Thank you, moms who have adopted children. You guys are fearless. You didn’t exactly know what you were getting into. And you didn’t care. You just cared for a baby that wasn’t yours, but enough to BE yours. You gave a child a home who needed a home. And it’s hard. Every adopted child speaks another language. One that you don’t understand because they came from a different world, domestic or international. Maybe they have health problems you weren’t prepared for. Maybe they are taking every bit of mom you have in you. Rock on, adopted moms. Rock on.
Thank you, stepmoms. Ladies, this is not an easy gig. Raising children that aren’t yours but belong to your husband from another life, from another mother, a mother who will ALWAYS have their hearts. Maybe your stepkids hate you. Maybe they love you. Maybe you’re loving them while not liking them AT ALL. Maybe your energy is spent from all the high roads you’ve had to take. Maybe your husband has no idea how hurt you are, how tired you are, how you’ve had to up your game to superhero level because the persistent, unrelenting and maybe even undeserved love you keep putting out there and putting out there, hoping someday it might be returned. And knowing full well that it’s a 50-50 chance.
Thank you, moms who have lost children. Maybe they weren’t born yet. Maybe they were young. Maybe they were grown. But every child lost is always too young. There is a unique, excruciatingly deep pain in the heart of a grieving mother. The miracle of giving life feels annulled by the life that was taken. You were robbed. There is no question. And as you try to keep moving forward, your friends and family feel powerless. They try not to talk about your child because it might make you sad. What they don’t realize is you live sad. And it is actually a relief to know that someone else remembers your child and for a moment when you speak of him or her, they feel a little closer. The sadness is neverending and I know you don’t want to eat, you don’t want to sleep, you don’t want to take another breath without your offspring in this world. But you keep showing up. You amaze me.

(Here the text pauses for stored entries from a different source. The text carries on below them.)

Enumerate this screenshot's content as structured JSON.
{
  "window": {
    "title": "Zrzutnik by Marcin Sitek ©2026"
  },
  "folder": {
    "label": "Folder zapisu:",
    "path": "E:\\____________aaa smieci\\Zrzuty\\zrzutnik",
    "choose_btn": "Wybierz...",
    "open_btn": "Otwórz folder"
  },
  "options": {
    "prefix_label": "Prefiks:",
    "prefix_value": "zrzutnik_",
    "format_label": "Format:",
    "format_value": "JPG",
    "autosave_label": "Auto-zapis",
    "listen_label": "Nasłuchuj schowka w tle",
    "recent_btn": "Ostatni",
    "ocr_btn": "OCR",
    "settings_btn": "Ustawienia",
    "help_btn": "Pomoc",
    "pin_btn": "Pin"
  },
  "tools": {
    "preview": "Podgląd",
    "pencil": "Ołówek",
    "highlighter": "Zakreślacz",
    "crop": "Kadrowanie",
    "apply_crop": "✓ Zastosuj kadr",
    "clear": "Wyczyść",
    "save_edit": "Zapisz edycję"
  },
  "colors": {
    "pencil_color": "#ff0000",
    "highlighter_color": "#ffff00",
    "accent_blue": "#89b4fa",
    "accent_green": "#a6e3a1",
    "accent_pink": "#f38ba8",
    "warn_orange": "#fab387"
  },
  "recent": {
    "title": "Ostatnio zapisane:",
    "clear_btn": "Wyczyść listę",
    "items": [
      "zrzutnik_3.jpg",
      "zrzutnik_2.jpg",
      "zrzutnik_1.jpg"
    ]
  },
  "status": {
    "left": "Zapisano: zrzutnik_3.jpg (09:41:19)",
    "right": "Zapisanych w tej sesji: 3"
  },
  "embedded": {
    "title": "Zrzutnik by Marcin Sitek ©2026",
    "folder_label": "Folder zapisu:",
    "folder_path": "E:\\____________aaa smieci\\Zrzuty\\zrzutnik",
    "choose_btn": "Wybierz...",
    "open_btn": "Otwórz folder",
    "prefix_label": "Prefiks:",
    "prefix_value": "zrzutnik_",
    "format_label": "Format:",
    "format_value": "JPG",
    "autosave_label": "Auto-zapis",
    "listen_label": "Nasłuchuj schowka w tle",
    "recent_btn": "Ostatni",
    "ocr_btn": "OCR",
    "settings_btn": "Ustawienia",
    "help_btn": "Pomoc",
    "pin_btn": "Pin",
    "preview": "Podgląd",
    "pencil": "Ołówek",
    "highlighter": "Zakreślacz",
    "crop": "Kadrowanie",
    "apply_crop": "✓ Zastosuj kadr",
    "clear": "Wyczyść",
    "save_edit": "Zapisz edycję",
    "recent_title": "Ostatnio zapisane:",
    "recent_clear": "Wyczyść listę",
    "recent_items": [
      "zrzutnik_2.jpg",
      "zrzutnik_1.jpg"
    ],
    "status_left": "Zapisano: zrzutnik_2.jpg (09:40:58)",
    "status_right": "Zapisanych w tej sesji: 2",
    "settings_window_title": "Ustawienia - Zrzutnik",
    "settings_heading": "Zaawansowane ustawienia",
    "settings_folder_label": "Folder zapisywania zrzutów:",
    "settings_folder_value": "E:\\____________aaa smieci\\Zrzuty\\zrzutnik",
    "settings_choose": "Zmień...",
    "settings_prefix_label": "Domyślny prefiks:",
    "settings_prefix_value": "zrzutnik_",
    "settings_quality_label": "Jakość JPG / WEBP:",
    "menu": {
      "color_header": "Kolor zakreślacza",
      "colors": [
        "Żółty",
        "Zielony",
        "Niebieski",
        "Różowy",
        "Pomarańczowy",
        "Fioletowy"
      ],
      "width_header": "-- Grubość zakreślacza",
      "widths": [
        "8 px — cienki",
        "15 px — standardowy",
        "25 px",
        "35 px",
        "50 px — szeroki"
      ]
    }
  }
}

I applaud all of you moms. I applaud the aunts, the grandmothers, the teachers, the friends who serve as stand-in moms when the moms can’t be all things to all people. We women, well, we get it. Biological mom or not. Our heart beats to care, to help, to love, love, love. Thank you all. For the seen, for the unseen. For the appreciated, for the unappreciated. I know I can’t know what every one goes through. But I know enough to know you’re working so hard in a way that I haven’t experienced but admire nonetheless.
You are changing the world, one moment at a time. And it counts. Every moment counts. Buy yourself a little treat. Let people help you. Apologize when you blow it. Give yourself grace.
I see you. I appreciate you. And I’m here for you. All my love to you today.